Fracassou?

CPI do MST confirma isolamento da extrema direita; movimento mostra força social

Para analistas, 'o bolsonarismo saiu chamuscado' e Câmara dos Deputados teve imagem 'desgastada'

Brasil de Fato | São Paulo (SP) |
Parlamentares progressistas usam boné em apoio ao Movimento dos Trabalhadores Rurais Sem Terra durante depoimento do dirigente João Pedro Stedile à CPI do MST no dia 15 de agosto
Parlamentares progressistas usam boné em apoio ao Movimento dos Trabalhadores Rurais Sem Terra durante depoimento do dirigente João Pedro Stedile à CPI do MST no dia 15 de agosto - Igor Carvalho/ Brasil de Fato

A Comissão Parlamentar de Inquérito (CPI) que investiga o Movimento dos Trabalhadores Sem Terra (MST) deve ter seu ponto final na próxima terça-feira (26), com a votação do relatório produzido pelo relator da comissão, o deputado federal Ricardo Salles (PL-SP).

Durante os 130 dias de funcionamento da comissão houve um embate aberto entre parlamentares progressistas e de extrema direita. Cientistas políticos escutados pelo Brasil de Fato analisaram os resultados da CPI e o impacto político dos meses de trabalho de investigação do MST.

Para a cientista política Rosemary Segurado, professora da PUC-SP, "a CPI nunca teve um fato político, só queriam desgastar o MST, na sua luta legítima por reforma agrária". A docente criticou o desempenho dos parlamentares de extrema direita na comissão.

"Ótimo que essa CPI chegue ao final, porque o que me preocupa não é desgaste do bolsonarismo ali, mas é o quanto estamos desgastando a imagem da Câmara dos Deputados com essa CPI, as pessoas começarem a pensar 'nossa, esses são nossos deputados' e virarem as costas para a democracia e a política", ponderou Segurado.

O sociólogo Rudá Ricci, do Instituto Cultiva, lembrou que durante a CPI, bolsonaristas chegaram a ser maioria na composição das cadeiras e, mesmo assim, não conseguiram avançar ou justificar a existência da comissão.

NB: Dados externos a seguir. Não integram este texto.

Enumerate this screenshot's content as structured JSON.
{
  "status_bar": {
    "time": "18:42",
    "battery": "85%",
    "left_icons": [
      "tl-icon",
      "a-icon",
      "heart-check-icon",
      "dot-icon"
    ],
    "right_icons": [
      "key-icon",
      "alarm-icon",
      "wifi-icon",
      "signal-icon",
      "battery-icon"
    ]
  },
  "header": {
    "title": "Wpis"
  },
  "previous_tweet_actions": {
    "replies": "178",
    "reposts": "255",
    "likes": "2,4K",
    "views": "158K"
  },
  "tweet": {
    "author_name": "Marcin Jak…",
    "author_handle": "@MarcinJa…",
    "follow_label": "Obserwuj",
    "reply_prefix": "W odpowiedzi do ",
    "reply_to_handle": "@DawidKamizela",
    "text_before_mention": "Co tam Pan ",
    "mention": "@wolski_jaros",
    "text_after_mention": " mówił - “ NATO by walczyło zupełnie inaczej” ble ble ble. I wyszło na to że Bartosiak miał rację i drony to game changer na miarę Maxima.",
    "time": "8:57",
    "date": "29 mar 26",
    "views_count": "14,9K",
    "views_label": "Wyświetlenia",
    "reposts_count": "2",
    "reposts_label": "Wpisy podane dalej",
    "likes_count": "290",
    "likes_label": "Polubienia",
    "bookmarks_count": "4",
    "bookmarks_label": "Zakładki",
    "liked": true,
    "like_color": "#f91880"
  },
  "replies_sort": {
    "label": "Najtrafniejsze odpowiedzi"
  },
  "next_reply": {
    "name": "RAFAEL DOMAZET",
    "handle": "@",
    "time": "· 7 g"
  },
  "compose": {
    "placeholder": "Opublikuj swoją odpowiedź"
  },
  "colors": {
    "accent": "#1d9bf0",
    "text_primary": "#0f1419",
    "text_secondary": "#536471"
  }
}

"O bolsonarismo saiu chamuscado. Várias tentativas de convocação foram frustradas. Na prática, o tema conseguiu o que em política se denomina 'vacina': numa próxima tentativa, o país já estará imunizado, ou seja, perceberá um revival, uma 'ressurgência' do tema com gosto de comida requentada", afirmou Ricci, que destaca o tamanho que o movimento social sai da CPI.

"O MST ressurge no cenário político como grande produtor coletivo, que defende a agroecologia e mantém um ideário à esquerda e popular. Mudou o perfil e se adaptou ao novo século, além de se adaptar ao lulismo. Não poderia ser melhor para esta organização", explica.

Para Segurado, o baixo nível dos parlamentares facilitou a vida do MST. "O preparo deles é esse, é o limite do preparo deles. Se fosse para investigar o movimento social, iriam atrás de documentos e provas, mas esse não é o modus operandi deles. Então, o preparo deles era apenas para fazer a fala mais agressiva e violenta, para alimentar o setor mais radicalizado deles."

Por fim, Rudá Ricci lamenta que temas maiores não tenham ganhado muito espaço no debate público, ficando circunscrito à esquerda.

"Ocorre que com o fracasso da extrema direita, a CPI foi se confinando como tema da bolha progressista. Até mesmo a grande imprensa deixou de destacar como pauta quente, a não ser para revelar a fragilidade da bancada extremista e ruralista", afirma ele.

"Não deixa de ser uma demonstração do jogo político pela narrativa que explique o atual momento por que passa o país. Algo como uma conjuntura morna, mediana, que fica sempre no meio do caminho. O MST saiu ileso, mas o tema da reforma agrária e a violência do ruralismo não retornou à agenda nacional", acredita.